Worse, 2 Year Notes were clearing over the past few days, but some failed yesterday, closing at -3.00% amid an unprecedented front-end shorting frenzy. Why would someone cover a short below the Fail Charge, Skyrm asks rhetorically and answers that “some firms have internal rules that require their Repo traders to cover, no matter what the rate is!”
So as an epic pile up of shorts keep accumulating and pushing 2Y yields ever higher, so high that even Goldman now expects the 2s10s to invert as soon as next quarter when the 2Y hits 2.60%…
… some are taking the other side, and in a note published overnight from Bloomberg’s Ven Ram, the Markets Live commentator writes that “we may be fast approaching its zenith for this year as bond traders are probably in the last lap of pricing the Federal Reserve’s intent to raise rates aggressively.”
According to Ram’s calculations, two-year yields have surged about 145 basis points this quarter, roughly equivalent to about 205 basis points of Fed tightening based on historical correlations. And with the Fed’s dot plot pointing to about 10 hikes between this year and next, the two-year yield may reach a peak at 2.51% and settle around a 2.18%-2.26% range
In an outlier scenario, it is conceivable that two-year yields go higher than the peak mentioned if the markets price in tightening on a scale seen in 1994. That cycle is “the best analogy” to what the Fed aims to do now, Federal Reserve Bank of St. Louis President James Bullard said this week. Back then, the monetary authority doubled its benchmark to 6% in just more than a year.
In other words, that would mean the market factoring in even more hikes than what the Fed has penciled in, though that scenario would necessarily involve inflation prints remaining stubbornly high past the first half of the year, by which time the Fed would have already raised rates by 75 basis points to 100 basis points.
Looking back, Ram notes that in November, when the two-year yield was around 0.42% (and when the dot plot hinted at just a handful of hikes in 2022), he suggested that front-end Treasuries represented an “accident waiting to happen”, and warned that the yield was in danger of breaching 1.75% based on the dot plot then. However, with the Fed having revised its median view of rates to factor in a much more aggressive path, the selloff has extended beyond that level.
So fast forward to this week when Chair Jerome Powell sent bond yields spiraling when he remarked that the Fed was open to raising rates by 50 basis points in May should the data warrant such a response. He also outlined the Fed’s intent to start its balance sheet run-off sooner than in the previous cycle, which may sap sentiment more than usual, though that would pose bigger issues for longer-duration maturities.
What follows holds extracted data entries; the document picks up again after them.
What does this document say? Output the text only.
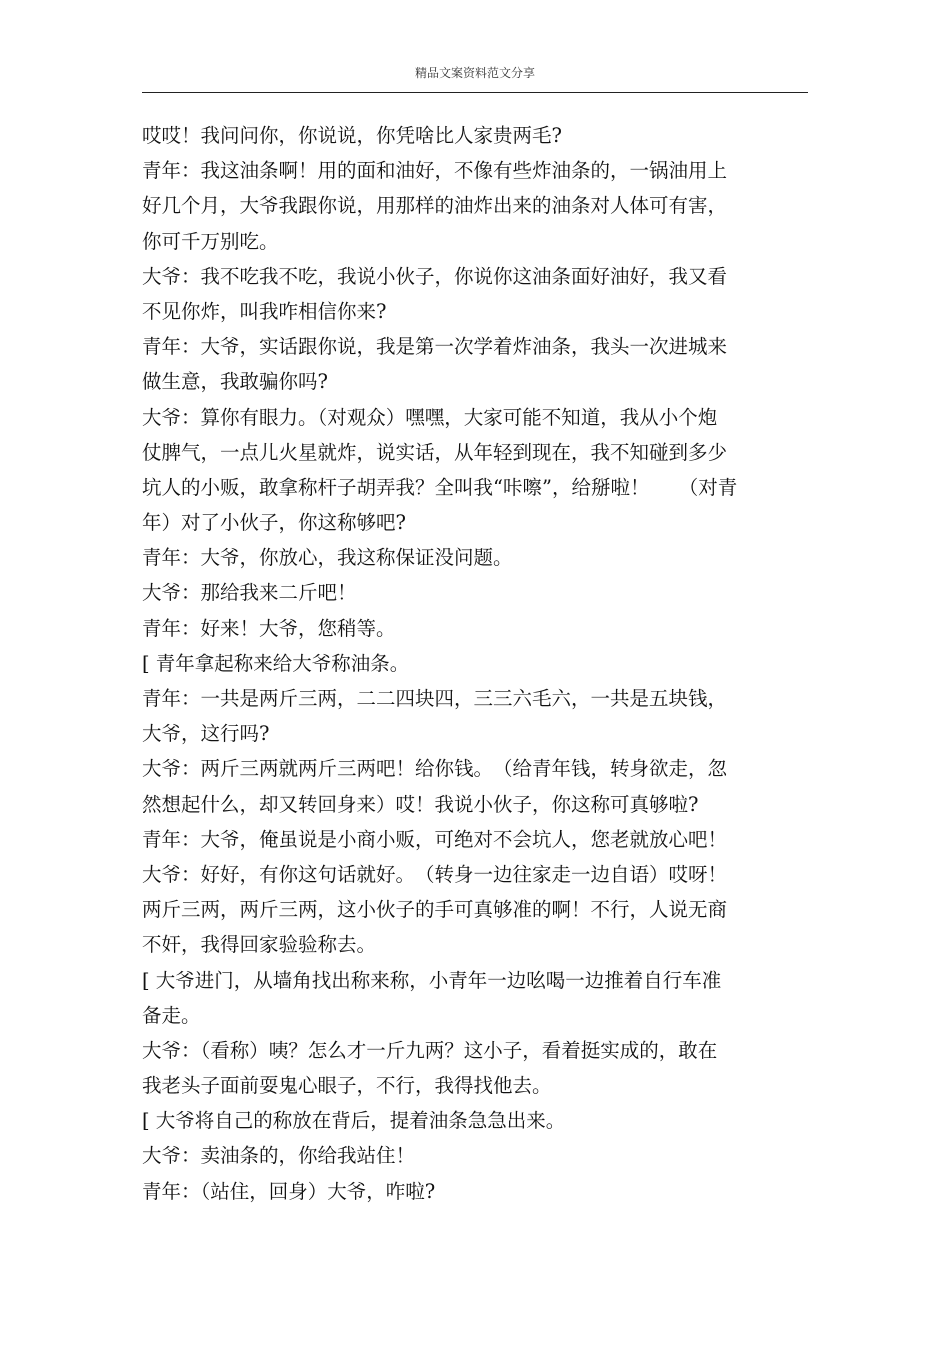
精品文案资料范文分享
哎哎！我问问你，你说说，你凭啥比人家贵两毛?
青年：我这油条啊！用的面和油好，不像有些炸油条的，一锅油用上
好几个月，大爷我跟你说，用那样的油炸出来的油条对人体可有害，
你可千万别吃。
大爷：我不吃我不吃，我说小伙子，你说你这油条面好油好，我又看
不见你炸，叫我咋相信你来?
青年：大爷，实话跟你说，我是第一次学着炸油条，我头一次进城来
做生意，我敢骗你吗?
大爷：算你有眼力。（对观众）嘿嘿，大家可能不知道，我从小个炮
仗脾气，一点儿火星就炸，说实话，从年轻到现在，我不知碰到多少
坑人的小贩，敢拿称杆子胡弄我？全叫我“咔嚓”，给掰啦！　　（对青
年）对了小伙子，你这称够吧?
青年：大爷，你放心，我这称保证没问题。
大爷：那给我来二斤吧！
青年：好来！大爷，您稍等。
[ 青年拿起称来给大爷称油条。
青年：一共是两斤三两，二二四块四，三三六毛六，一共是五块钱，
大爷，这行吗?
大爷：两斤三两就两斤三两吧！给你钱。　（给青年钱，转身欲走，忽
然想起什么，却又转回身来）哎！我说小伙子，你这称可真够啦?
青年：大爷，俺虽说是小商小贩，可绝对不会坑人，您老就放心吧！
大爷：好好，有你这句话就好。　（转身一边往家走一边自语）哎呀！
两斤三两，两斤三两，这小伙子的手可真够准的啊！不行，人说无商
不奸，我得回家验验称去。
[ 大爷进门，从墙角找出称来称，小青年一边吆喝一边推着自行车准
备走。
大爷：（看称）咦？怎么才一斤九两？这小子，看着挺实成的，敢在
我老头子面前耍鬼心眼子，不行，我得找他去。
[ 大爷将自己的称放在背后，提着油条急急出来。
大爷：卖油条的，你给我站住！
青年：（站住，回身）大爷，咋啦?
The selloff after his remarks has exacerbated fault lines in the market, with the Bloomberg Treasury Index having declined 5.93% through Tuesday, making it the worst quarter for U.S. bonds in data going back to 1973. At the same time, the Bloomberg Global Bond Aggregate Index is suffering its biggest drawdown on record.
Historically, after such massive oversold liquidations, the subsequent move is a sharp reversal in flows as profit-taking begins; in this case profit-taking would be coupled with a record short squeeze. Meanwhile, with the war still raging in Europe Ram notes that there is still a possibility of systemic risk, an eruption of which may slow the Fed’s hand and send front-end yields much lower.
As the Bloomberg analyst concludes, “all told, front-end Treasuries seem closer to the last leg of the selloff that has been rippling through the markets for a few months now.”